Econintersect: Here are some of the headlines we found to help you start your day. For more headlines see our afternoon feature for GEI members, What We Read Today, which has many more headlines and a number of article discussions to keep you abreast of what we have found interesting.
Asia stocks wary, dollar knocked after weak U.S. data (Reuters) Asian stock markets wavered on Wednesday after downbeat U.S. manufacturing data raised questions about how aggressive the Federal Reserve would be when hiking interest rates, while the dollar retreated from 8-1/2-month highs. Still, spreadbetters forecast Britain's FTSE .FTSE, Germany's DAX .GDAXI and France's CAC .FCHI would open slightly higher following gains on Wall Street overnight driven by health and consumer shares.
This is when oil will hit rock bottom: CNBC Survey (CNBC) OPEC is not expected to take any action this week to prop up oil prices, which have yet to hit rock bottom, according to a new CNBC Oil Survey. Oil is expected to reach new lows in the first half of next year, according to 46% of the analysts and traders surveyed by CNBC. Twenty-nine percent say the bottom could come even sooner, some time this month. Twenty-one percent believe oil has already touched its lows. Some 70% do not believe West Texas Intermediate crude will rise above $50 a barrel again before the end of this year, and 58% of the survey participants expect it to end the year between $40 and $50 per barrel. Brent, the international benchmark, is expected to end the year between $40 and $50 per barrel, according to 67%. The survey was conducted between Nov. 20 and Monday.
New SDR (E-mail from Daily Reckoning, no URL) The U.S. dollar is almost unchanged in share of the IMF (International Monetary Fund) SDR (special drawing rights) with the addition of the yuan renminbi . The pound sterling loses 28% of current share, the euro loses 17% and the yen 11%.
Obama's Paris Climate Push Likely to Survive Republican Foes (Bloomberg) Obama's foes want to undercut any climate accord from the United Nations summit in Paris, along with his credibility on the issue. But just as with the Republicans' failed attempts to kill Obamacare, the efforts are likely to run aground over constitutional and legal constraints.
How US drillers weathered OPEC's new oil order (CNBC) The U.S. has improved efficiency and lowered production costs far below what anyone anticipated, even a year ago. But part of the efficiency has included reduced investment in developing future production and that will eventually contribute to a production shortfall and a new spike in prices. Some think that spike may be as much as five years away, however.

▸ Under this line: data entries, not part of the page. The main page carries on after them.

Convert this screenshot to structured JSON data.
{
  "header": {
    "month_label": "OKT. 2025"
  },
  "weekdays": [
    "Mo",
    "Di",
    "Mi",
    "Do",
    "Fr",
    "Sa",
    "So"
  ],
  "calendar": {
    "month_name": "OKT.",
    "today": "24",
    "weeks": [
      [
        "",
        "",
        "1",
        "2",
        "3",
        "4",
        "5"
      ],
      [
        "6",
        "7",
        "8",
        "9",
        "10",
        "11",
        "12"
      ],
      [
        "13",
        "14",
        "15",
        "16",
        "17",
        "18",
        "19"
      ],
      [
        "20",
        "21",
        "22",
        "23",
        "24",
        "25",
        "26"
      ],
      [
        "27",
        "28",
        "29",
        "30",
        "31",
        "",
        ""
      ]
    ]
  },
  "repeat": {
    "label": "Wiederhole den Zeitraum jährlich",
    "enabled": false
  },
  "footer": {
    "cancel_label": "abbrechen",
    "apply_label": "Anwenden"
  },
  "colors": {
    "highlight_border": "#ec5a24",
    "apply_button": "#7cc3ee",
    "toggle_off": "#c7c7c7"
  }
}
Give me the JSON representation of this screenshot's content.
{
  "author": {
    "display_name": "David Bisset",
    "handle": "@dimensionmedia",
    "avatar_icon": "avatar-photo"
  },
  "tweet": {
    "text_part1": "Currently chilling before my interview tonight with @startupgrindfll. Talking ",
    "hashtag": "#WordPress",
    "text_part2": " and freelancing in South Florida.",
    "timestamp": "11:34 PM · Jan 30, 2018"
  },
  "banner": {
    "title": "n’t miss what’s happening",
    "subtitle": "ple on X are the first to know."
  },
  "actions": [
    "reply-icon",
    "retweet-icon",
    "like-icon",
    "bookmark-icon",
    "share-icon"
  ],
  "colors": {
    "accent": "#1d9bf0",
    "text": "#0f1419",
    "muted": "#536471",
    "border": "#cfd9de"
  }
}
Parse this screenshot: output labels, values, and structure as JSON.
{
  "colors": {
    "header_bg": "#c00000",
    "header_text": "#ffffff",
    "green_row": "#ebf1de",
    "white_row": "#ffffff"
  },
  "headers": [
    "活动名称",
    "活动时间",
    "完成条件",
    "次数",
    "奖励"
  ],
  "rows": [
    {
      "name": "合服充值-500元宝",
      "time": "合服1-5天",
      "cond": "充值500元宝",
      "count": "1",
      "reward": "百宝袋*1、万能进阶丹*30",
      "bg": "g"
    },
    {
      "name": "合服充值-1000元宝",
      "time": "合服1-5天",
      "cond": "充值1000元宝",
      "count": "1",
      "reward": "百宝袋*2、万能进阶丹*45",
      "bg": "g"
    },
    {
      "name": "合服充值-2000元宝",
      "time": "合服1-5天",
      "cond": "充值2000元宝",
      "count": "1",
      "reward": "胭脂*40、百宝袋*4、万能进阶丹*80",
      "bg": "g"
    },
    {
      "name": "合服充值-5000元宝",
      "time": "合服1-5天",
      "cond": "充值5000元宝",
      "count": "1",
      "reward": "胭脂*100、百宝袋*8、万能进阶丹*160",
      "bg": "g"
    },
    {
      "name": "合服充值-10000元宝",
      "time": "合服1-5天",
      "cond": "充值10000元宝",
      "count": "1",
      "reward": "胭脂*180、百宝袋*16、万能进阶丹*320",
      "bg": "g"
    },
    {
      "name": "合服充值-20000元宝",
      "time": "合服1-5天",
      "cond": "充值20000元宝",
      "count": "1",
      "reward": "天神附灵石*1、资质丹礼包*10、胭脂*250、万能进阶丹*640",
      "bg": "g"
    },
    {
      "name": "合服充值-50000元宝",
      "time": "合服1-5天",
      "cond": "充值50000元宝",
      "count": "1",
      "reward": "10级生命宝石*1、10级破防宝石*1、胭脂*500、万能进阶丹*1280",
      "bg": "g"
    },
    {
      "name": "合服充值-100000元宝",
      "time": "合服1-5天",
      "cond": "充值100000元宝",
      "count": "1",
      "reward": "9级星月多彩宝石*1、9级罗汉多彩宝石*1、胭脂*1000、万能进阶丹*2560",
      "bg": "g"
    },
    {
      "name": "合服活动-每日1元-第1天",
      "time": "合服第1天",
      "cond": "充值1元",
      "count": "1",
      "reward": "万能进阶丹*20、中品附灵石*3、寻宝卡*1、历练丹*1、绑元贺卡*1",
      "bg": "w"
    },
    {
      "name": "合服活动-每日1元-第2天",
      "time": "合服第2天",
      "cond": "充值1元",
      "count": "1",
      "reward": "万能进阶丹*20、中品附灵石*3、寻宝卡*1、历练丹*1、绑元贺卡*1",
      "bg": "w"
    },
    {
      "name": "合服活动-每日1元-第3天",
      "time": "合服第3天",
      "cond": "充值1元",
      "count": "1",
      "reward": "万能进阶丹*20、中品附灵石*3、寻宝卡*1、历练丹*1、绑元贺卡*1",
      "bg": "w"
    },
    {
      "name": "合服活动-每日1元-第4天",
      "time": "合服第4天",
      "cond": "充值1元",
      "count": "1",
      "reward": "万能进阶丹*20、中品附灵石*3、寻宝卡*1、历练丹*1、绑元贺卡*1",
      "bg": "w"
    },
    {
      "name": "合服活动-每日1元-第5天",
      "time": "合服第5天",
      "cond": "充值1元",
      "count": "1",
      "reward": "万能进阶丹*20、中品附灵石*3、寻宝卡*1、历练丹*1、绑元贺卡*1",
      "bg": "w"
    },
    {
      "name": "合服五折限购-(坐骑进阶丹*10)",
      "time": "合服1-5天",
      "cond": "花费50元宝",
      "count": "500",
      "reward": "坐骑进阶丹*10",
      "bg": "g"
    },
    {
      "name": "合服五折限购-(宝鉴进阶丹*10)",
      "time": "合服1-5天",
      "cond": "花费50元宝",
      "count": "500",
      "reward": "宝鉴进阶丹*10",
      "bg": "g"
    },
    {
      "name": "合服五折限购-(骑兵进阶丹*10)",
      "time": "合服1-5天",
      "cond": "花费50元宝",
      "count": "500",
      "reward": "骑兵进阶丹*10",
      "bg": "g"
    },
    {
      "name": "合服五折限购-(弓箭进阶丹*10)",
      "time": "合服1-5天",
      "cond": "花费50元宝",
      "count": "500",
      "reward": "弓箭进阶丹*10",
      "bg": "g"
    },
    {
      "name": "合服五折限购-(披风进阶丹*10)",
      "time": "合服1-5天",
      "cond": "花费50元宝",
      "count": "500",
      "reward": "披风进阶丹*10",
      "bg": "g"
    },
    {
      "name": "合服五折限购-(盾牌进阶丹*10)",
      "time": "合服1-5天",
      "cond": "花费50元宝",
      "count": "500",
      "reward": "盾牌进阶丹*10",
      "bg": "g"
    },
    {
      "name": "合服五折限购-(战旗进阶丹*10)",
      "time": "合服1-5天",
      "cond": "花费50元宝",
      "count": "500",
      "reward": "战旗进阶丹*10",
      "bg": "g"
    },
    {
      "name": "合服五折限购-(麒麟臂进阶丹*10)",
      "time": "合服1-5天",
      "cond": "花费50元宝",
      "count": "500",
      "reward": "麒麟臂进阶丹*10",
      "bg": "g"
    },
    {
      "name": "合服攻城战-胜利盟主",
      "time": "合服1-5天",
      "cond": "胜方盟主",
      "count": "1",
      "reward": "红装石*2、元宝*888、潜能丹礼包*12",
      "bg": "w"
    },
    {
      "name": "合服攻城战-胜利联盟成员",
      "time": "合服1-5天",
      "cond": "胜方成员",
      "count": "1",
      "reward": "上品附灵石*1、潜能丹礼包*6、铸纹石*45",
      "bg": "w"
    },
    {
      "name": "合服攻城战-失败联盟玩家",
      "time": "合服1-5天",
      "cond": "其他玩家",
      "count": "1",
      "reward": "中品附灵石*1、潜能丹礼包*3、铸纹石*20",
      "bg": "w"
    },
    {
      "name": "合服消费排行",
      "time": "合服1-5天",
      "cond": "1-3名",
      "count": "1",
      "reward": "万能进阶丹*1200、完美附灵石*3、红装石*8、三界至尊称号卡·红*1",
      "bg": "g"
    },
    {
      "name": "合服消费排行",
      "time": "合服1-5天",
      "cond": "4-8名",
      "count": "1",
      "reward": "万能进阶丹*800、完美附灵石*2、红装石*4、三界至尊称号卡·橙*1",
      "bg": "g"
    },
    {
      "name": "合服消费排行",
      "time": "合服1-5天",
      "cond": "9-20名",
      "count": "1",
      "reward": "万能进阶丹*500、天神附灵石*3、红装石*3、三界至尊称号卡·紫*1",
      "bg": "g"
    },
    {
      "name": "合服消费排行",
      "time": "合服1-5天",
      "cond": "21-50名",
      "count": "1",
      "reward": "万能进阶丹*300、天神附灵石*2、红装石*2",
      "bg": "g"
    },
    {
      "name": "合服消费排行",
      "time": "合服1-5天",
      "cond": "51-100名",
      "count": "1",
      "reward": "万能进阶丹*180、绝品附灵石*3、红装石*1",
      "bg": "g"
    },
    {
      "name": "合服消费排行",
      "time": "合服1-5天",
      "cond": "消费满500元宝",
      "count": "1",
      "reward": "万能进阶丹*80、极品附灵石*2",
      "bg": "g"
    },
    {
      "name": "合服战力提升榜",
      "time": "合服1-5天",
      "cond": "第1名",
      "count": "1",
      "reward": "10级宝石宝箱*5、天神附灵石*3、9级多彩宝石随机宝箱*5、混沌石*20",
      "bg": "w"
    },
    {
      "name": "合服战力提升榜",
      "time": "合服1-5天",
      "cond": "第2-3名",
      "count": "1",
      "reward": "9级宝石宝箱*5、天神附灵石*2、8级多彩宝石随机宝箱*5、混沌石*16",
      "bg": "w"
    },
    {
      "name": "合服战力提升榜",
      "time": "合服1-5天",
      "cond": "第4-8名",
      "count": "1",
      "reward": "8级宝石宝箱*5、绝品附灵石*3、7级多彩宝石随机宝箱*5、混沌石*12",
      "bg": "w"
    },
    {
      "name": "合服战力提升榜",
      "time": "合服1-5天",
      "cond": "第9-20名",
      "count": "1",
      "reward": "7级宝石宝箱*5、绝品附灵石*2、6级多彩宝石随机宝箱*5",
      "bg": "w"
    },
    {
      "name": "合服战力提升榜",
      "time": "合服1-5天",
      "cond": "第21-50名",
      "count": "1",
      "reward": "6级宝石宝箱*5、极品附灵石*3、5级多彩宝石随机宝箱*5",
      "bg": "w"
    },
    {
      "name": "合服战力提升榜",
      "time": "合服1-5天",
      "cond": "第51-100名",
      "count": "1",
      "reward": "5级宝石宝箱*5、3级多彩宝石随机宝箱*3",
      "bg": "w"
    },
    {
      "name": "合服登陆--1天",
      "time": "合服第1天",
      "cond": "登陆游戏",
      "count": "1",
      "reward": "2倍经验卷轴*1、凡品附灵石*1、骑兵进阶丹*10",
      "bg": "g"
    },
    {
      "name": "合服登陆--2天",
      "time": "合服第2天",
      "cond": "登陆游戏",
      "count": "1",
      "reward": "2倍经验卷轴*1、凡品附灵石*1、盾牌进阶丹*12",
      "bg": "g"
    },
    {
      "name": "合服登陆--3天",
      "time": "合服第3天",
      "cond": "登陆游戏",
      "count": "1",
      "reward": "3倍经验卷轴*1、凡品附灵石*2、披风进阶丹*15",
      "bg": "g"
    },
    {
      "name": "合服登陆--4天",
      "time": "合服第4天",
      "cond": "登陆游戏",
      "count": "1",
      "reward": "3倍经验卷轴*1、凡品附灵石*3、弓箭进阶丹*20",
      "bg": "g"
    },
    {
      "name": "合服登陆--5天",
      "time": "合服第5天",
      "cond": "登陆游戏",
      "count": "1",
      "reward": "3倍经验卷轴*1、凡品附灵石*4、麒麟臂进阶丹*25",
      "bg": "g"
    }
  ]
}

UK GDP is up - but not by much (City A.M.) The UK's GDP is still growing - but 2015 is shaping up to be weaker than 2014, according to figures published by the Office for National Statistics Tuesday morning. The economy grew by 0.5% in the third quarter of the year, unrevised from the first estimate, with private spending and investment "robust". It is the 10th consecutive quarter of growth, with an average annualized rate of 2.5%. It marks a drop-off from the second quarter, when GDP grew 0.7% and is lower than the three-year average, which stands at 0.6%.
India's Chennai hit by fresh rain and deadly flooding (BBC News) Fresh rains in the southern Indian city of Chennai have caused serious flooding, with flights and trains suspended and hundreds of people without power. The army has been deployed to rescue thousands of stranded people after two days of heavy rains. At least 188 people are now known to have died in floods in Tamil Nadu state since last month. A depression in the Bay of Bengal has triggered rains in coastal areas. Last month, non-stop rain for nearly a week brought the city to a standstill and massive flooding has ressumed with the new rains.
Brazil recession deepens, worst annual drop on record (Reuters) Brazil's economy shrank 1.7% in the third quarter, deepening its sharpest recession in 25 years and stoking opposition to President Dilma Rousseff as she struggles to close a growing fiscal deficit and contain a vast corruption scandal. On an annual basis, Brazil's $1.5 trillion economy dropped 4.5% in the third quarter, the steepest decline since the current data series began in 1996.
Puerto Rico takes dramatic step to avoid default (CNBC) Facing a major debt deadline, Puerto Rico on Tuesday scrambled to free up $355 million to stave off a default. In addition, the governor announced an unprecedented plan that would take money from one group of bondholders to pay another. "Starting today, the commonwealth of Puerto Rico will have to claw back revenues pledged to certain bonds issued in order to maintain essential public services," Gov. Alejandro Garcia Padilla said at a Senate Judiciary Committee hearing. "We have taken this difficult step in the hope that Congress will act soon." The clawback refers to using revenues supporting certain commonwealth tax-supported bonds issued by the U.S. territory, including the Puerto Rico Sales Tax Financing Corporation (COFINA), and the Highway and Transportation Authority (HTA), to pay for debt backed by Puerto Rico's Constitution.